Modes of Inquiry & Data
As this paper is situated in the larger study described above, data sets are the same.
Drawing upon theoretical concepts from posthumanist theories, we engaged in thinking-with theory and data (Jackson & Mazzei, 2012) in order to explore how and why teachers taught literacies with specific attention to materiality.
Insights
Data analysis suggests that preK-elementary teachers typically discuss literacy materials as a mandated curriculum set. Some teachers mentioned diverse books yet titles shared were dated and described as exclusively a part of a heritage history month. Teachers also discussed the use of ABC magnetic tiles and similar manipulative learning supplies. These same teachers also expressed an absence of open ended composition through artistic and digital tools with their young learners. When asked ‘What makes a child a reader?’ teachers discussed big ideas such as communication and telling stories. However, the pedagogical literacy instruction they shared focused on a narrow set of skills.

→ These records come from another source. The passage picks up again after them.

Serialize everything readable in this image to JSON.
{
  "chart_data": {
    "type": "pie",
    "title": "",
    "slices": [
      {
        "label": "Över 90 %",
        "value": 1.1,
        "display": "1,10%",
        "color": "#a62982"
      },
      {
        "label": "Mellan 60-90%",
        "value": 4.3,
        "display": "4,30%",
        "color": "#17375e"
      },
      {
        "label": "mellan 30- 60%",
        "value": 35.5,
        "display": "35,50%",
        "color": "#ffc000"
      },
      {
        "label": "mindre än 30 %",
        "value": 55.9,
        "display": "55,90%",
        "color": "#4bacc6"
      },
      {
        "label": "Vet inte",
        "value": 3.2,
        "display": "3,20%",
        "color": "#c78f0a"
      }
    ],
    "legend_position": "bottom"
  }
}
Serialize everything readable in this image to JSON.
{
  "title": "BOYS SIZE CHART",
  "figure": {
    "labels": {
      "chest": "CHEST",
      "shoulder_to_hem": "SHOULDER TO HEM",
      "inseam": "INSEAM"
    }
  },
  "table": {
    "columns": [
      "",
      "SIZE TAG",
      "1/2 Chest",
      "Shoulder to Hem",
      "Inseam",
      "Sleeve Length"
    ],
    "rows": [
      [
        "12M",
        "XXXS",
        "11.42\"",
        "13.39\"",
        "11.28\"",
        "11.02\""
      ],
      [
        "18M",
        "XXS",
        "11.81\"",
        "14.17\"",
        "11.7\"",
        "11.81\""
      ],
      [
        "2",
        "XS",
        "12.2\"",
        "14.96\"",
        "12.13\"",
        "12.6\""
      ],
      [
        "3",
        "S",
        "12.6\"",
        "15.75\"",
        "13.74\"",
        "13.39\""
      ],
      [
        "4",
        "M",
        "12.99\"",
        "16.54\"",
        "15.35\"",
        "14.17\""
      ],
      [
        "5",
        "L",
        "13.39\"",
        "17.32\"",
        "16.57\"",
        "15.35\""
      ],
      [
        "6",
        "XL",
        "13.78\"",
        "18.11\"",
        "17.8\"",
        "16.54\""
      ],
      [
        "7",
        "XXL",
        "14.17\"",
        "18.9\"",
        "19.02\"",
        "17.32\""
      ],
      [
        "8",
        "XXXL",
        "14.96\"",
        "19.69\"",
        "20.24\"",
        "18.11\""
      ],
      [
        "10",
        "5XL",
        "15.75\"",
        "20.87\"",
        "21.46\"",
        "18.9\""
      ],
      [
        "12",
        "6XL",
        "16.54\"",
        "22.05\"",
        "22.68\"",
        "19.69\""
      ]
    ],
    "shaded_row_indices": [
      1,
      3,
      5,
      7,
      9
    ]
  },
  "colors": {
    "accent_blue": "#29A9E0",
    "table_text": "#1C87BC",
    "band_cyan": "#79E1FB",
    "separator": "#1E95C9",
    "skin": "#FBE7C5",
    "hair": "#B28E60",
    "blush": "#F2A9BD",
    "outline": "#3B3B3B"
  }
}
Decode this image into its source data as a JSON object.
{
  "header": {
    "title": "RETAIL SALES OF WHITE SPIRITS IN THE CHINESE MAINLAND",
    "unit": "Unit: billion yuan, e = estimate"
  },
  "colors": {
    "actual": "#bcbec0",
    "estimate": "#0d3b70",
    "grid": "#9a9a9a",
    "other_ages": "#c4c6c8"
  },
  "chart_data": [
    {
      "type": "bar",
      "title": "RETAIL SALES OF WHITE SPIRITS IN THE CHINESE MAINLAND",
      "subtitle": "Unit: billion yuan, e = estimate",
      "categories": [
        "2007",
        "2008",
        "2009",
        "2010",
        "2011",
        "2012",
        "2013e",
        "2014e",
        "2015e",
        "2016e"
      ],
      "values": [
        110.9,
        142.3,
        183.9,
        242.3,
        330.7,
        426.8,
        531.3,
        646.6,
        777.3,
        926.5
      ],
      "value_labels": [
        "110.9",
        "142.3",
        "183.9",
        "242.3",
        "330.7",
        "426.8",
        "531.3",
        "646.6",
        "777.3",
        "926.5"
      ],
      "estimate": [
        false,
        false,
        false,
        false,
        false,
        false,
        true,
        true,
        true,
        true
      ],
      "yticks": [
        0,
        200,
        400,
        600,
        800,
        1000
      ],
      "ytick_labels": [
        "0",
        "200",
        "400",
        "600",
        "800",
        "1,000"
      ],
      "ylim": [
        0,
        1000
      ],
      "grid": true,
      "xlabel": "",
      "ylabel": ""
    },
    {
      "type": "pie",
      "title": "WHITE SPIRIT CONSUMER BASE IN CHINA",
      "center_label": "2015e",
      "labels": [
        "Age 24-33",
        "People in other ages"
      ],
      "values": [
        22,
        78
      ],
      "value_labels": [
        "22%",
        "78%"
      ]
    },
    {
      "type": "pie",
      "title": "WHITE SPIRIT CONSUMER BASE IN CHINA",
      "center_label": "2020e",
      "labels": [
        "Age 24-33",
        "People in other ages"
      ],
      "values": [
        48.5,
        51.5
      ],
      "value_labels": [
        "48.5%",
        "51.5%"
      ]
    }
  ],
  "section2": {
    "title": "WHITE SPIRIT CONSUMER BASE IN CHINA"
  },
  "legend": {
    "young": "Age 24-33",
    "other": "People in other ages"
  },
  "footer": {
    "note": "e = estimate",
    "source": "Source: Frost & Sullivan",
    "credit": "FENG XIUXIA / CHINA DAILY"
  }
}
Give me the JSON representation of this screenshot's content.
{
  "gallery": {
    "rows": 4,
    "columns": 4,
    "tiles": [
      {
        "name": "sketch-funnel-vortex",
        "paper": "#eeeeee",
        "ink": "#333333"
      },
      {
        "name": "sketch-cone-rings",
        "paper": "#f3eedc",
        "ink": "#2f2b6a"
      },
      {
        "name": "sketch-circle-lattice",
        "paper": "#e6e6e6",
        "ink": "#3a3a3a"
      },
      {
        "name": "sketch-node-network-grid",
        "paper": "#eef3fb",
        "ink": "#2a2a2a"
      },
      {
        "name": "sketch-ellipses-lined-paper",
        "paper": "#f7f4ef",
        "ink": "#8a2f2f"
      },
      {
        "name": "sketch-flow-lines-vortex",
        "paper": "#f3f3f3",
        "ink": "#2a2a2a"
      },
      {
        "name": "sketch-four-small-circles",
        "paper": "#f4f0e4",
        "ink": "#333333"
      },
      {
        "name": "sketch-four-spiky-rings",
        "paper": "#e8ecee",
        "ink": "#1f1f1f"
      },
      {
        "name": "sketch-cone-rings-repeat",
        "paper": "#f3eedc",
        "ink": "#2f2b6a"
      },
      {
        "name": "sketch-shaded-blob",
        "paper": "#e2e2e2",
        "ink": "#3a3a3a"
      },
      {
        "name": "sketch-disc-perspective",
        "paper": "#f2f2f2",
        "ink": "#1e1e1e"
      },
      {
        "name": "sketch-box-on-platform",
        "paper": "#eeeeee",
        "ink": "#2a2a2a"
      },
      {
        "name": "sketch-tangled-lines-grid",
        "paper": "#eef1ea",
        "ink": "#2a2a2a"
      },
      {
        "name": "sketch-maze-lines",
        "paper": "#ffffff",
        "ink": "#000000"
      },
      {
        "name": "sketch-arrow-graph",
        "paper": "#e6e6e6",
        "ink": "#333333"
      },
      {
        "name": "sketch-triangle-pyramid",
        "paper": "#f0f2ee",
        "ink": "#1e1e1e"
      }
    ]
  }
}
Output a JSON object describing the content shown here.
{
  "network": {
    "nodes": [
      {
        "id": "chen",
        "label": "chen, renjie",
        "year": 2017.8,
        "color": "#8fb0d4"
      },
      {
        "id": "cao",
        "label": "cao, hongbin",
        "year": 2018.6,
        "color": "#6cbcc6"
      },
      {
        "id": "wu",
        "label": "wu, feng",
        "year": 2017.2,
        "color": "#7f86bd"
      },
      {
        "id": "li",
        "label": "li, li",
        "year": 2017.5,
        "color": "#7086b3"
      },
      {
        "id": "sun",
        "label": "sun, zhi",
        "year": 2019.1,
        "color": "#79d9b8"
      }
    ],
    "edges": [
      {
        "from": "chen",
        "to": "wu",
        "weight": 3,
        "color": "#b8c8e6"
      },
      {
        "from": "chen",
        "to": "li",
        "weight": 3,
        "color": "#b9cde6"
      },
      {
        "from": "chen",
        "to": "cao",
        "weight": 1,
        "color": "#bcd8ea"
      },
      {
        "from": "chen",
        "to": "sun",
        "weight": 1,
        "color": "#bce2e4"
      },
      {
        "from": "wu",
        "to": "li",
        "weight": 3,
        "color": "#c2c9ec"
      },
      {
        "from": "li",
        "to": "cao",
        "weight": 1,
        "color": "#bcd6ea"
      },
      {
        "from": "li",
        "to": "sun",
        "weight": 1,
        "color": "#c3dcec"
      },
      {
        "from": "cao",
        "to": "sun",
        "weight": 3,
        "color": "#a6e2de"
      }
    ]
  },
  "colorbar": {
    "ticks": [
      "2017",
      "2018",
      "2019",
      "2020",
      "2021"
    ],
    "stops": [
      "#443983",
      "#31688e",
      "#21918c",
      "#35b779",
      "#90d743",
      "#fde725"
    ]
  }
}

Analysis suggests that although some secondary teachers shared newspaper articles, magazines, and/or blogs as adjunct texts for literacy instruction, many focused exclusively on novels. Many indicated that they do embrace digital and media literacies such as documentaries and podcasts, but the focus of instruction tends to be on the credibility of sources. Teachers noted social media, documentaries and blogs as relevant classroom literacies, but viewed texting negatively and to the detriment of the English language given its abbreviated form.
Significance
While there is a significant body of research that articulates multimodal, digital, critical, visual, and more expansive ways of viewing literacies, we observed inconsistencies in how teachers talked about classroom literacies, materials and instruction. For some their ideological beliefs embraced expanded notions of literacies yet the materials discussed for pedagogical purposes and how they engaged those materials did not align. These findings point to the limitations of prescribed curricula and their impact on teachers’ understanding of literacy as a narrow set of skills. Opportunities to enhance teachers’ understanding of expanded notions of literacies and materials are needed to begin to reconcile this negative impact.